Nihon TV’s “News Zero,” NHK’s “Document 72 Hours” and more

Traditionally, Nihon TV has opted out of the nightly news competition. Whereas TBS, TV Asahi and Fuji TV present hourlong, in-depth news shows, Nihon TV settled for a half-hour bulletin-style report called “Kyo no Dekigoto (Today’s Happenings).”

However, on Monday, the network jumps into the race with both feet. “News Zero” (Monday to Friday, 10:54 p.m.) is being touted by the media in general as a challenge to the most popular 11 p.m. news show, TBS’s “News 23” with veteran journalist Tetsuya Chikushi.

The anchorman of the new hourlong program will be 50-year-old Nobutaka Murao, who is not a journalist. In fact, he doesn’t even have experience as a TV announcer. He was a high-ranking bureaucrat in the Ministry of Finance when it was still referred to as the Okura-sho. Murao’s main claim to fame was taking on Liberal Democratic Party stalwart Muneo Suzuki, accusing him of misappropriating funds. Later, Murao quit the ministry to run for governor of his home prefecture of Mie, but lost. Since then he’s been a lecturer at Kansai Gakuin University.

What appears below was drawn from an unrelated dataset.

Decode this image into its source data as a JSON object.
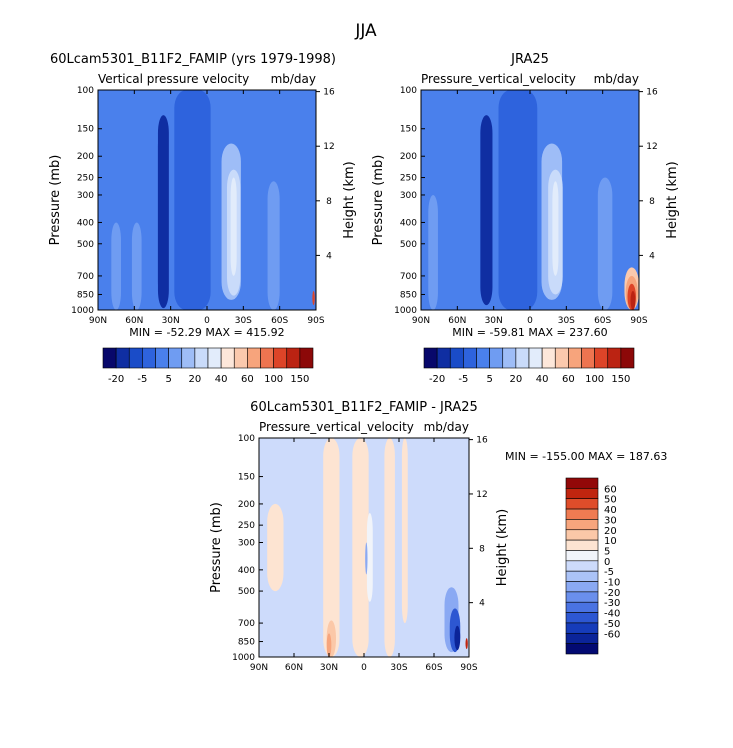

On Tuesday, NHK will premiere an unusual new series called “Document 72 Hours” (NHK-G, 11 p.m.), which takes a simple, old premise and makes it new.

Normally, producers of documentaries have an idea of what they want before they film and plan their shooting accordingly. In this new series, however, the producers assume nothing. Instead, they set up cameras in selected locations that are related in some way and turn them on for 72 hours, capturing everything that goes on. Later, they edit the footage down to 30 minutes.

The subject of the inaugural program is a fireworks exhibition that took place at Jingu Gaien in the heart of Tokyo last August. The footage shows everything from the preparation of the display to the actual exhibition. In between, the cameras capture the everyday life of the area.

The worldwide popularity of the “CSI” crime investigation drama series has sparked interest in the rarefied world of police forensics. On Saturday at 9 p.m., TV Asahi will present a mystery special, “Forensics Classroom File 23,” that attempts to show how the Japanese do it.

An explosion on a city bus causes horrific death and injury, and police forensics expert Saki (Yuko Natori) and detective Kazuma (Shin Takuma) are sent to investigate. One of the passengers on the bus was a city prosecutor who says the explosion came from the center part of the vehicle. Saki discovers remnants of what looks like a remote-control device, leading her to suspect that the explosion was caused by a bomb. But then they discover that one of the dead bodies was already dead before the explosion.